The PRA expects firms to consider the quality and volatility of own funds with consideration of the capital’s loss absorbing capacity under different scenarios.

9.1

Where a group has received approval from the PRA to submit a single ORSA report which covers a number of entities,⁶ the PRA expects it to describe how the boards of each of the individual entities are involved in the process and sign-off.
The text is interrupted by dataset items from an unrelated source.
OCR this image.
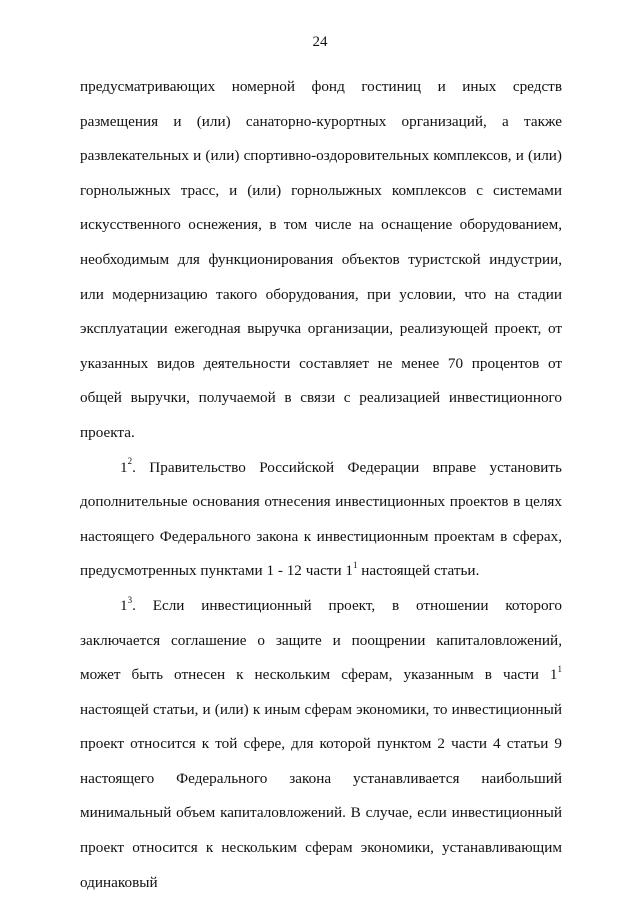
24

предусматривающих номерной фонд гостиниц и иных средств размещения и (или) санаторно-курортных организаций, а также развлекательных и (или) спортивно-оздоровительных комплексов, и (или) горнолыжных трасс, и (или) горнолыжных комплексов с системами искусственного оснежения, в том числе на оснащение оборудованием, необходимым для функционирования объектов туристской индустрии, или модернизацию такого оборудования, при условии, что на стадии эксплуатации ежегодная выручка организации, реализующей проект, от указанных видов деятельности составляет не менее 70 процентов от общей выручки, получаемой в связи с реализацией инвестиционного проекта.

$1^2$. Правительство Российской Федерации вправе установить дополнительные основания отнесения инвестиционных проектов в целях настоящего Федерального закона к инвестиционным проектам в сферах, предусмотренных пунктами 1 - 12 части $1^1$ настоящей статьи.

$1^3$. Если инвестиционный проект, в отношении которого заключается соглашение о защите и поощрении капиталовложений, может быть отнесен к нескольким сферам, указанным в части $1^1$ настоящей статьи, и (или) к иным сферам экономики, то инвестиционный проект относится к той сфере, для которой пунктом 2 части 4 статьи 9 настоящего Федерального закона устанавливается наибольший минимальный объем капиталовложений. В случае, если инвестиционный проект относится к нескольким сферам экономики, устанавливающим одинаковый
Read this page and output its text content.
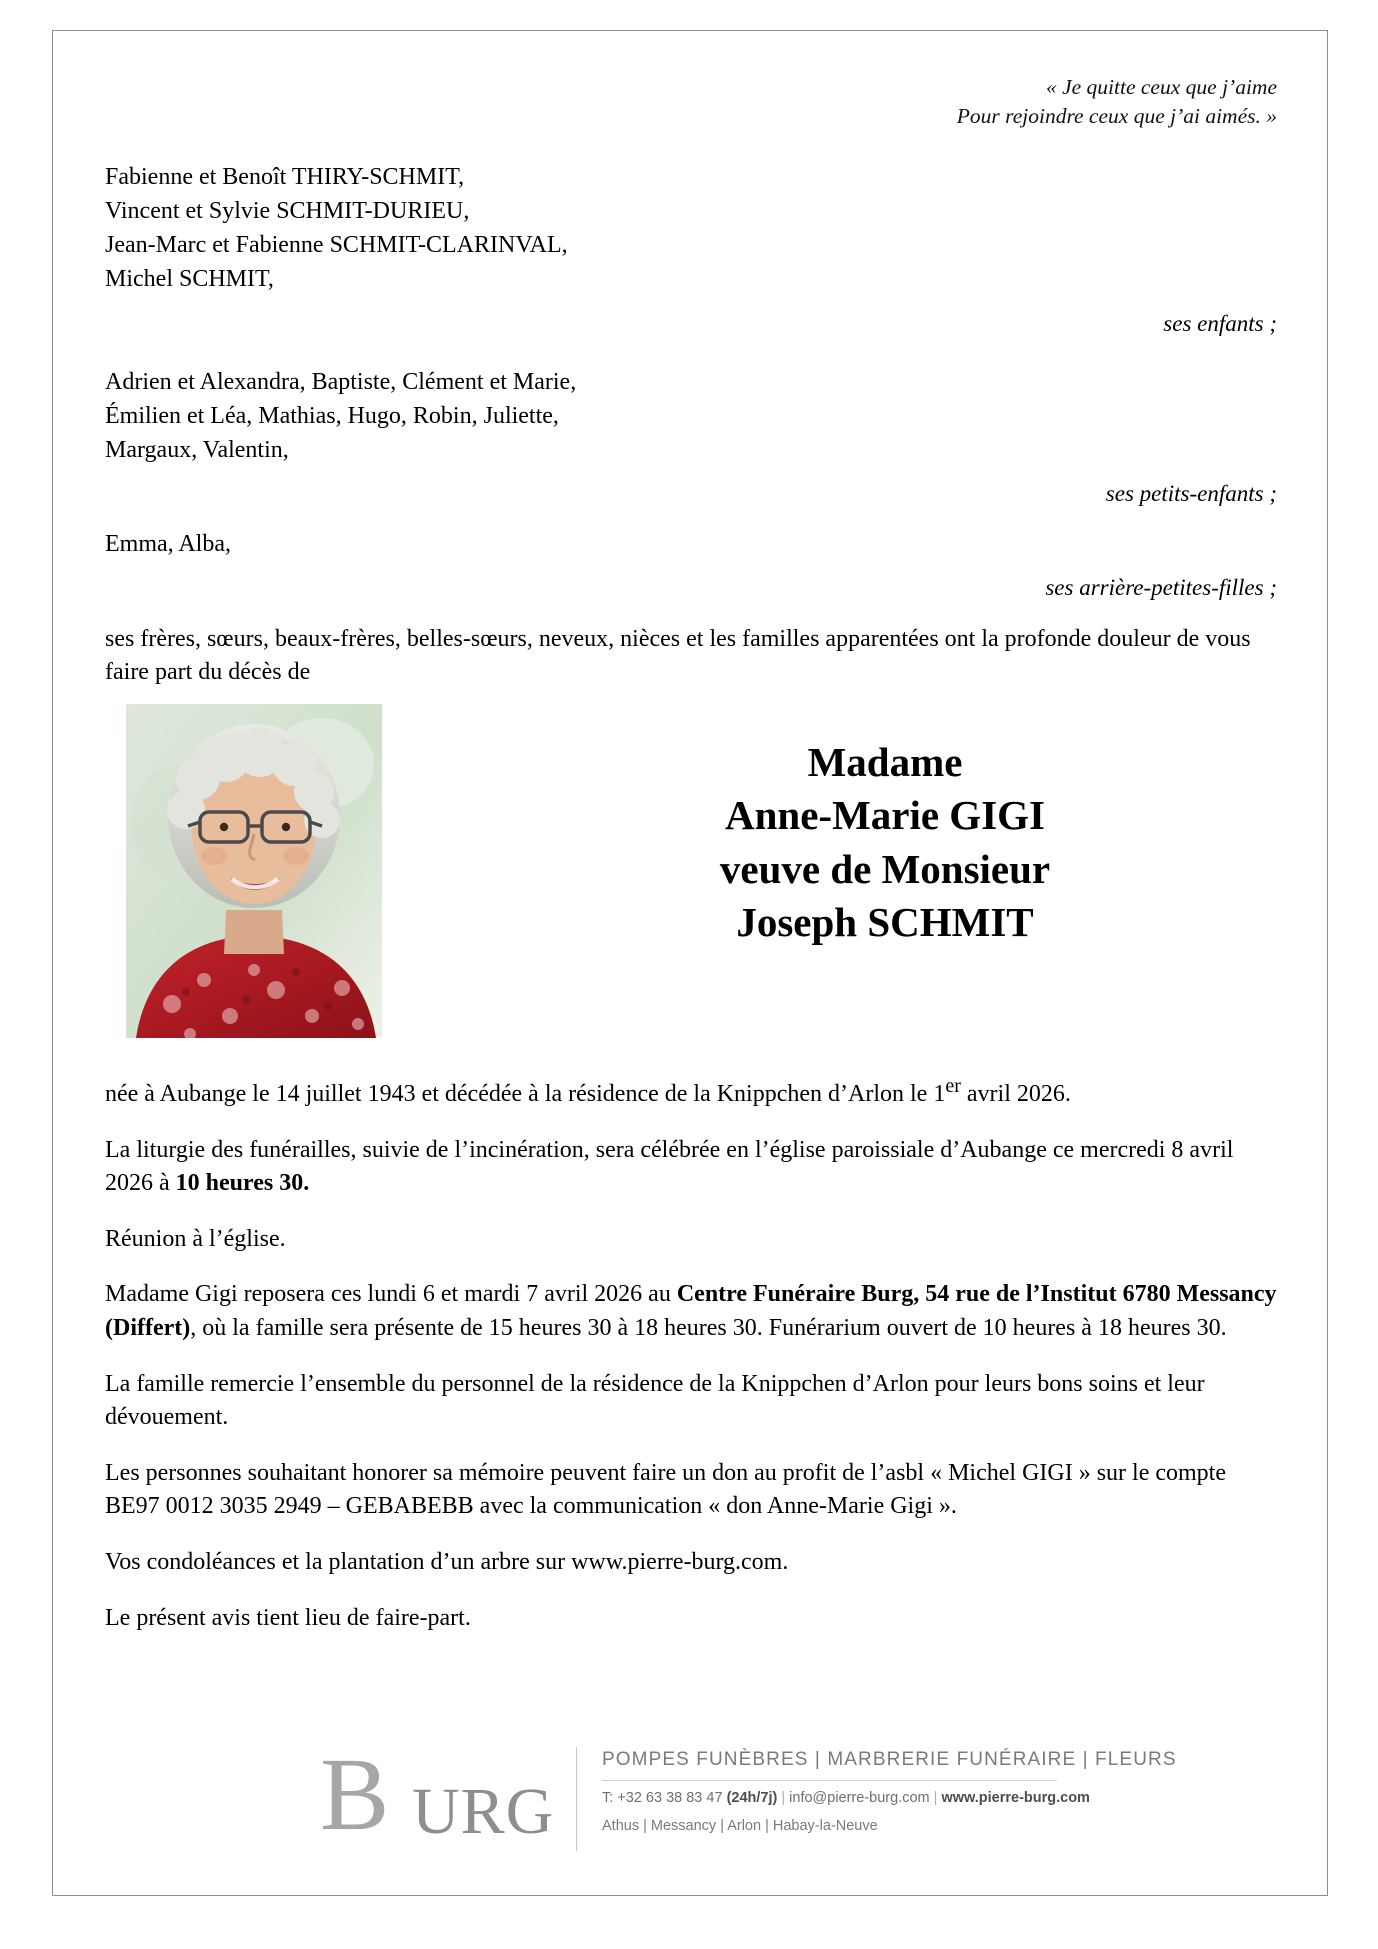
« Je quitte ceux que j’aime
Pour rejoindre ceux que j’ai aimés. »
Fabienne et Benoît THIRY-SCHMIT,
Vincent et Sylvie SCHMIT-DURIEU,
Jean-Marc et Fabienne SCHMIT-CLARINVAL,
Michel SCHMIT,
ses enfants ;
Adrien et Alexandra, Baptiste, Clément et Marie,
Émilien et Léa, Mathias, Hugo, Robin, Juliette,
Margaux, Valentin,
ses petits-enfants ;
Emma, Alba,
ses arrière-petites-filles ;
ses frères, sœurs, beaux-frères, belles-sœurs, neveux, nièces et les familles apparentées ont la profonde douleur de vous faire part du décès de
Madame
Anne-Marie GIGI
veuve de Monsieur
Joseph SCHMIT

née à Aubange le 14 juillet 1943 et décédée à la résidence de la Knippchen d’Arlon le 1er avril 2026.

La liturgie des funérailles, suivie de l’incinération, sera célébrée en l’église paroissiale d’Aubange ce mercredi 8 avril 2026 à 10 heures 30.

Réunion à l’église.

Madame Gigi reposera ces lundi 6 et mardi 7 avril 2026 au Centre Funéraire Burg, 54 rue de l’Institut 6780 Messancy (Differt), où la famille sera présente de 15 heures 30 à 18 heures 30. Funérarium ouvert de 10 heures à 18 heures 30.

La famille remercie l’ensemble du personnel de la résidence de la Knippchen d’Arlon pour leurs bons soins et leur dévouement.

Les personnes souhaitant honorer sa mémoire peuvent faire un don au profit de l’asbl « Michel GIGI » sur le compte BE97 0012 3035 2949 – GEBABEBB avec la communication « don Anne-Marie Gigi ».

Vos condoléances et la plantation d’un arbre sur www.pierre-burg.com.

Le présent avis tient lieu de faire-part.

B URG
POMPES FUNÈBRES | MARBRERIE FUNÉRAIRE | FLEURS
T: +32 63 38 83 47 (24h/7j) | info@pierre-burg.com | www.pierre-burg.com
Athus | Messancy | Arlon | Habay-la-Neuve
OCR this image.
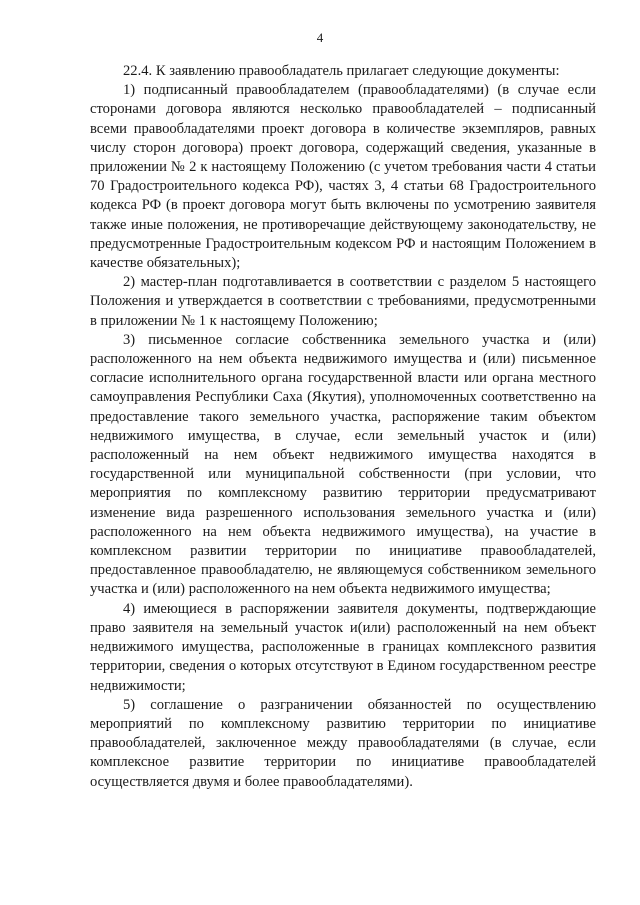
4

22.4. К заявлению правообладатель прилагает следующие документы:

1) подписанный правообладателем (правообладателями) (в случае если сторонами договора являются несколько правообладателей – подписанный всеми правообладателями проект договора в количестве экземпляров, равных числу сторон договора) проект договора, содержащий сведения, указанные в приложении № 2 к настоящему Положению (с учетом требования части 4 статьи 70 Градостроительного кодекса РФ), частях 3, 4 статьи 68 Градостроительного кодекса РФ (в проект договора могут быть включены по усмотрению заявителя также иные положения, не противоречащие действующему законодательству, не предусмотренные Градостроительным кодексом РФ и настоящим Положением в качестве обязательных);

2) мастер-план подготавливается в соответствии с разделом 5 настоящего Положения и утверждается в соответствии с требованиями, предусмотренными в приложении № 1 к настоящему Положению;

3) письменное согласие собственника земельного участка и (или) расположенного на нем объекта недвижимого имущества и (или) письменное согласие исполнительного органа государственной власти или органа местного самоуправления Республики Саха (Якутия), уполномоченных соответственно на предоставление такого земельного участка, распоряжение таким объектом недвижимого имущества, в случае, если земельный участок и (или) расположенный на нем объект недвижимого имущества находятся в государственной или муниципальной собственности (при условии, что мероприятия по комплексному развитию территории предусматривают изменение вида разрешенного использования земельного участка и (или) расположенного на нем объекта недвижимого имущества), на участие в комплексном развитии территории по инициативе правообладателей, предоставленное правообладателю, не являющемуся собственником земельного участка и (или) расположенного на нем объекта недвижимого имущества;

4) имеющиеся в распоряжении заявителя документы, подтверждающие право заявителя на земельный участок и(или) расположенный на нем объект недвижимого имущества, расположенные в границах комплексного развития территории, сведения о которых отсутствуют в Едином государственном реестре недвижимости;

5) соглашение о разграничении обязанностей по осуществлению мероприятий по комплексному развитию территории по инициативе правообладателей, заключенное между правообладателями (в случае, если комплексное развитие территории по инициативе правообладателей осуществляется двумя и более правообладателями).
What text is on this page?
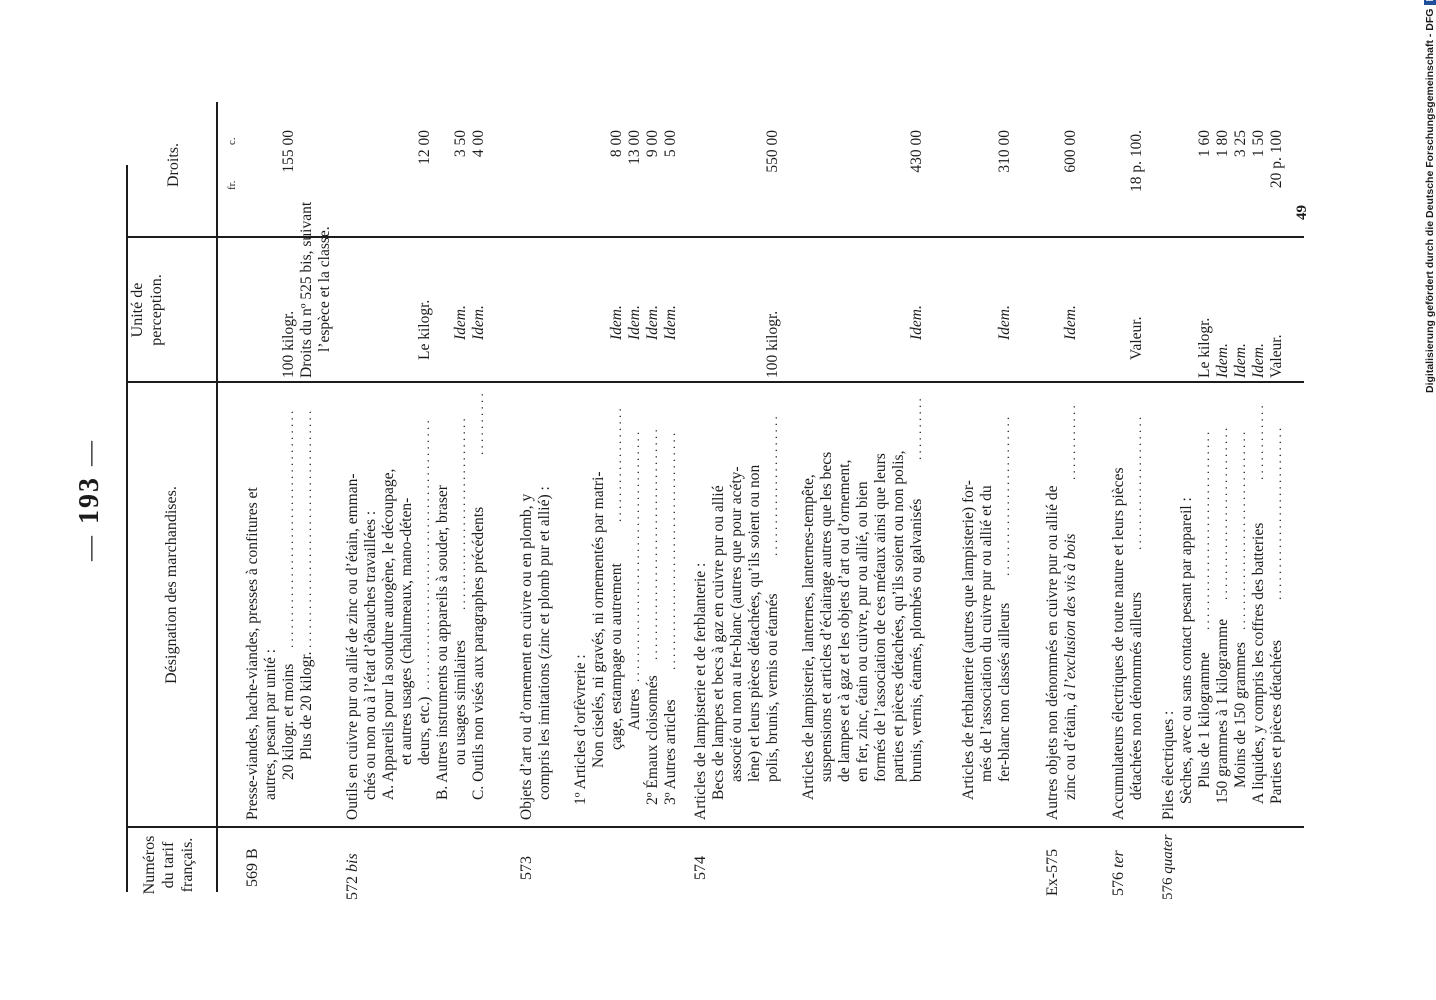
—193—
Numéros du tarif français.
Désignation des marchandises.
Unité de perception.
Droits.	fr.
c.
569 B
Presse-viandes, hache-viandes, presses à confitures et autres, pesant par unité : 20 kilogr. et moins
. . . . . . . . . . . . . . . . . . . . . . . . . . . . . . . . . . . . .
Plus de 20 kilogr.
. . . . . . . . . . . . . . . . . . . . . . . . . . . . . . . . . . . . .
100 kilogr. Droits du nº 525 bis, suivant l’espèce et la classe.
155 00
572 bis
Outils en cuivre pur ou allié de zinc ou d’étain, emman- chés ou non ou à l’état d’ébauches travaillées : A. Appareils pour la soudure autogène, le découpage, et autres usages (chalumeaux, mano-déten- deurs, etc.)
. . . . . . . . . . . . . . . . . . . . . . . . . . . . . . . . . . . . . . . . . . B. Autres instruments ou appareils à souder, braser ou usages similaires
. . . . . . . . . . . . . . . . . . . . . . . . . . . . . . C. Outils non visés aux paragraphes précédents
. . . . . . . . . .
Le kilogr. Idem. Idem.
12 00 3 50 4 00
573
Objets d’art ou d’ornement en cuivre ou en plomb, y compris les imitations (zinc et plomb pur et allié) : 1º Articles d’orfèvrerie : Non ciselés, ni gravés, ni ornementés par matri- çage, estampage ou autrement
. . . . . . . . . . . . . . . . . .
Autres
. . . . . . . . . . . . . . . . . . . . . . . . . . . . . . . . . . . . . . .
2º Émaux cloisonnés
. . . . . . . . . . . . . . . . . . . . . . . . . . . . . . . . . . . .
3º Autres articles
. . . . . . . . . . . . . . . . . . . . . . . . . . . . . . . . . . . . .
Idem. Idem. Idem. Idem.
8 00 13 00 9 00 5 00
574
Articles de lampisterie et de ferblanterie : Becs de lampes et becs à gaz en cuivre pur ou allié associé ou non au fer-blanc (autres que pour acéty- lène) et leurs pièces détachées, qu’ils soient ou non polis, brunis, vernis ou étamés
. . . . . . . . . . . . . . . . . . . . . .
100 kilogr.
550 00
Articles de lampisterie, lanternes, lanternes-tempête, suspensions et articles d’éclairage autres que les becs de lampes et à gaz et les objets d’art ou d’ornement, en fer, zinc, étain ou cuivre, pur ou allié, ou bien formés de l’association de ces métaux ainsi que leurs parties et pièces détachées, qu’ils soient ou non polis, brunis, vernis, étamés, plombés ou galvanisés
. . . . . . . . . .
Idem.
430 00
Articles de ferblanterie (autres que lampisterie) for- més de l’association du cuivre pur ou allié et du fer-blanc non classés ailleurs
. . . . . . . . . . . . . . . . . . . . . . . . .
Idem.
310 00
Ex-575
Autres objets non dénommés en cuivre pur ou allié de zinc ou d’étain, à l’exclusion des vis à bois
. . . . . . . . . . . .
Idem.
600 00
576 ter
Accumulateurs électriques de toute nature et leurs pièces détachées non dénommés ailleurs
. . . . . . . . . . . . . . . . . . . . .
Valeur.
18 p. 100.
576 quater
Piles électriques : Sèches, avec ou sans contact pesant par appareil : Plus de 1 kilogramme
. . . . . . . . . . . . . . . . . . . . . . . . . . . . . . .
150 grammes à 1 kilogramme
. . . . . . . . . . . . . . . . . . . . . . . . . . .
Moins de 150 grammes
. . . . . . . . . . . . . . . . . . . . . . . . . . . . . . . A liquides, y compris les coffres des batteries
. . . . . . . . . . . .
Parties et pièces détachées
. . . . . . . . . . . . . . . . . . . . . . . . . . .
Le kilogr. Idem. Idem. Idem. Valeur.
1 60 1 80 3 25 1 50 20 p. 100
49	Digitalisierung gefördert durch die Deutsche Forschungsgemeinschaft - DFG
The report is expected to cover each of the entities to a suitable level of detail.

9.2

Conversely, where a group chooses to provide individual ORSA reports for each entity in the group, alongside a group ORSA covering just the group functions, the PRA expects the documents to describe how the individual ORSAs link to the overarching group ORSA.

9.3

The PRA expects group ORSAs to cover the business strategy, risk, capital and stress testing of the group as well as a consideration of the strategies of group businesses and any risks they may present.

10.1

The PRA expects, in line with Guideline 10 of the EIOPA Guidelines on own risk and solvency assessment,⁷ that all internal model firms’ ORSA reports will confirm and evidence the continued adequacy of the model to calculate the solvency capital requirement, and will confirm that all risks identified by the firm are included in the internal model. Any risks which are not accounted for in the internal model are expected to be included in the ORSA along with a justification for their exclusion from the model.

11.1

The PRA expects firms using the standard formula to explain clearly within the ORSA report where the firm’s own risk profile deviates from the standard formula assumptions, and conclude whether the standard formula is appropriate for the risks in the business and is representative of its risk profile. The PRA expects firms to consider any material deviations of the risk profile from the standard formula, and to demonstrate how the ORSA framework will be used by the firm to monitor, on an ongoing basis, the appropriateness of the standard formula.